3. less than 2 new hospitalized patients per day per 100K population
For Westchester this mean less than 20 patients per day. Currently less than 10% of the new cases are hospitalized and there are about new 200 cases per day.  Westchester is borderline in meeting this criteria, but the hospitals are not taxed and the hospital population is dropping. This criteria is not meaningful if hospitals are not stressed! I am not sure why they threw in this criteria? It is redundant.



 4. >30% hospital beds available
Westchester has 3000 beds and only about 700 are being used for COVID-19.  That number continues to drop. Criteria met.

5. >90days of PPE supply
I am not sure what this mean? 90 days supply based on future estimated hospitalizations?  Or is this some unrealistic supply based on a worse-case scenario? This seems a bit like they are just trying to slow things down.  Who has a 90-day supply of anything?

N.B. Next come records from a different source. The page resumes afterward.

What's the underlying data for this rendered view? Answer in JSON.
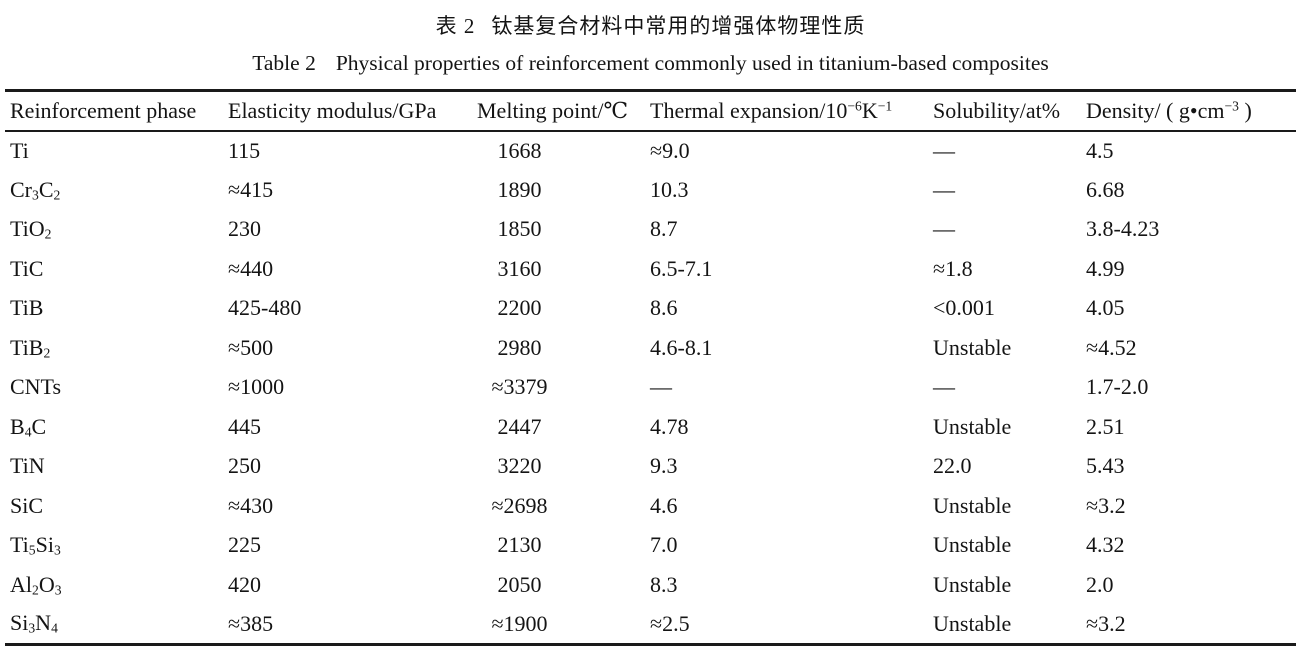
{
  "titles": {
    "chinese_label": "表 2",
    "chinese_text": "钛基复合材料中常用的增强体物理性质",
    "english_label": "Table 2",
    "english_text": "Physical properties of reinforcement commonly used in titanium-based composites"
  },
  "table": {
    "columns": [
      {
        "id": "reinforcement-phase",
        "label": "Reinforcement phase"
      },
      {
        "id": "elasticity-modulus",
        "label": "Elasticity modulus/GPa"
      },
      {
        "id": "melting-point",
        "label": "Melting point/℃"
      },
      {
        "id": "thermal-expansion",
        "label": "Thermal expansion/10^−6^K^−1^"
      },
      {
        "id": "solubility",
        "label": "Solubility/at%"
      },
      {
        "id": "density",
        "label": "Density/ ( g•cm^−3^ )"
      }
    ],
    "cell_names": [
      "phase",
      "elasticity-modulus",
      "melting-point",
      "thermal-expansion",
      "solubility",
      "density"
    ],
    "rows": [
      {
        "cells": [
          "Ti",
          "115",
          "1668",
          "≈9.0",
          "—",
          "4.5"
        ]
      },
      {
        "cells": [
          "Cr~3~C~2~",
          "≈415",
          "1890",
          "10.3",
          "—",
          "6.68"
        ]
      },
      {
        "cells": [
          "TiO~2~",
          "230",
          "1850",
          "8.7",
          "—",
          "3.8-4.23"
        ]
      },
      {
        "cells": [
          "TiC",
          "≈440",
          "3160",
          "6.5-7.1",
          "≈1.8",
          "4.99"
        ]
      },
      {
        "cells": [
          "TiB",
          "425-480",
          "2200",
          "8.6",
          "<0.001",
          "4.05"
        ]
      },
      {
        "cells": [
          "TiB~2~",
          "≈500",
          "2980",
          "4.6-8.1",
          "Unstable",
          "≈4.52"
        ]
      },
      {
        "cells": [
          "CNTs",
          "≈1000",
          "≈3379",
          "—",
          "—",
          "1.7-2.0"
        ]
      },
      {
        "cells": [
          "B~4~C",
          "445",
          "2447",
          "4.78",
          "Unstable",
          "2.51"
        ]
      },
      {
        "cells": [
          "TiN",
          "250",
          "3220",
          "9.3",
          "22.0",
          "5.43"
        ]
      },
      {
        "cells": [
          "SiC",
          "≈430",
          "≈2698",
          "4.6",
          "Unstable",
          "≈3.2"
        ]
      },
      {
        "cells": [
          "Ti~5~Si~3~",
          "225",
          "2130",
          "7.0",
          "Unstable",
          "4.32"
        ]
      },
      {
        "cells": [
          "Al~2~O~3~",
          "420",
          "2050",
          "8.3",
          "Unstable",
          "2.0"
        ]
      },
      {
        "cells": [
          "Si~3~N~4~",
          "≈385",
          "≈1900",
          "≈2.5",
          "Unstable",
          "≈3.2"
        ]
      }
    ],
    "text_color": "#141414",
    "rule_color": "#1a1a1a",
    "background_color": "#ffffff"
  }
}
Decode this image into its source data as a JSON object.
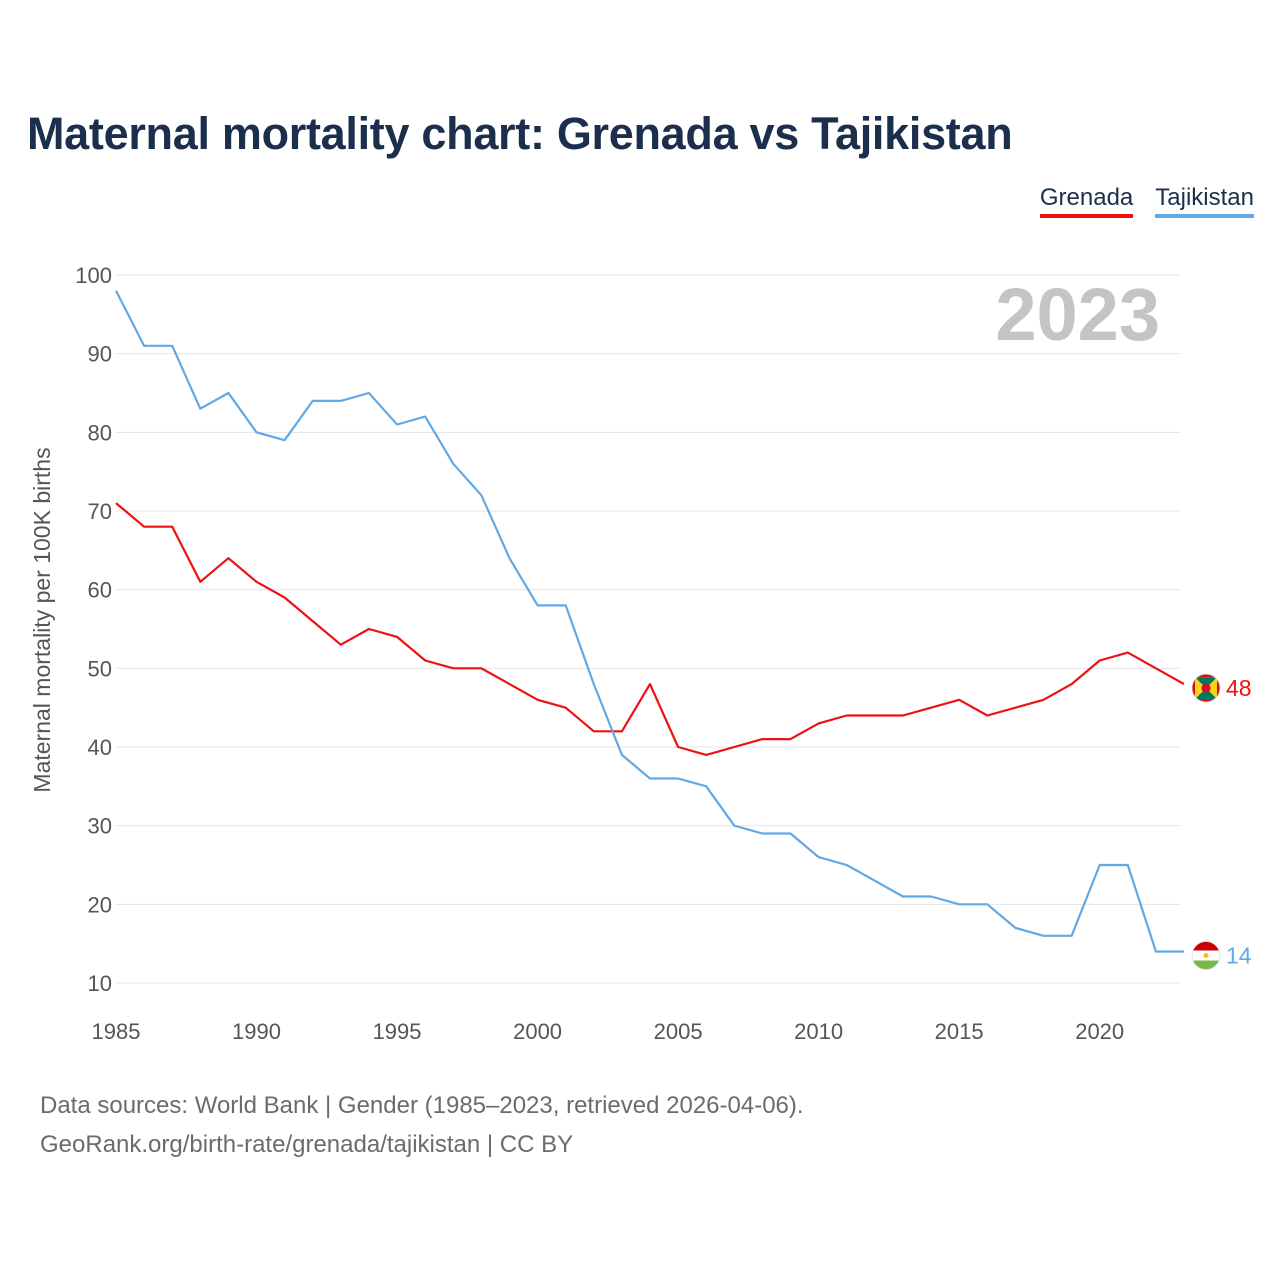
{
  "title": "Maternal mortality chart: Grenada vs Tajikistan",
  "legend": [
    {
      "name": "Grenada",
      "color": "#ee1111"
    },
    {
      "name": "Tajikistan",
      "color": "#60a8e6"
    }
  ],
  "footer": {
    "line1": "Data sources: World Bank | Gender (1985–2023, retrieved 2026-04-06).",
    "line2": "GeoRank.org/birth-rate/grenada/tajikistan | CC BY"
  },
  "chart_data": {
    "type": "line",
    "title": "Maternal mortality chart: Grenada vs Tajikistan",
    "xlabel": "",
    "ylabel": "Maternal mortality per 100K births",
    "year_label": "2023",
    "xlim": [
      1985,
      2023
    ],
    "ylim": [
      10,
      100
    ],
    "x_ticks": [
      1985,
      1990,
      1995,
      2000,
      2005,
      2010,
      2015,
      2020
    ],
    "y_ticks": [
      10,
      20,
      30,
      40,
      50,
      60,
      70,
      80,
      90,
      100
    ],
    "grid": true,
    "legend_position": "top-right",
    "x": [
      1985,
      1986,
      1987,
      1988,
      1989,
      1990,
      1991,
      1992,
      1993,
      1994,
      1995,
      1996,
      1997,
      1998,
      1999,
      2000,
      2001,
      2002,
      2003,
      2004,
      2005,
      2006,
      2007,
      2008,
      2009,
      2010,
      2011,
      2012,
      2013,
      2014,
      2015,
      2016,
      2017,
      2018,
      2019,
      2020,
      2021,
      2022,
      2023
    ],
    "series": [
      {
        "name": "Grenada",
        "color": "#ee1111",
        "end_label": "48",
        "values": [
          71,
          68,
          68,
          61,
          64,
          61,
          59,
          56,
          53,
          55,
          54,
          51,
          50,
          50,
          48,
          46,
          45,
          42,
          42,
          48,
          40,
          39,
          40,
          41,
          41,
          43,
          44,
          44,
          44,
          45,
          46,
          44,
          45,
          46,
          48,
          51,
          52,
          50,
          48
        ]
      },
      {
        "name": "Tajikistan",
        "color": "#60a8e6",
        "end_label": "14",
        "values": [
          98,
          91,
          91,
          83,
          85,
          80,
          79,
          84,
          84,
          85,
          81,
          82,
          76,
          72,
          64,
          58,
          58,
          48,
          39,
          36,
          36,
          35,
          30,
          29,
          29,
          26,
          25,
          23,
          21,
          21,
          20,
          20,
          17,
          16,
          16,
          25,
          25,
          14,
          14
        ]
      }
    ]
  }
}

6. >30 tests per 1K per month
This criteria means 1000 tests per day for Westchester.  Westchester has been testing about 2000 per day for the last month.  Criteria met.  If 10% of tests are positive, that results in 200 new cases per day in Westchester (10% of 2000 tests) leading to about 20 new hospitalizations (see Criteria #3). Currently Westchester is running ~15% positive, but the trend will put it at ~10% in one more week.



7. >30 tracers per 100K (300 for Westchester)
This just means Westchester needs to hire 300 lackies.  I have explained in previous blogs why 'Test and Trace' is a fool's errand for a virus where 90% of the cases are asymptomatic.  [Antibody tests show at least 15 % of  Westchester has been exposed, but there are only 2.5% confirmed cases.]  Critieria met.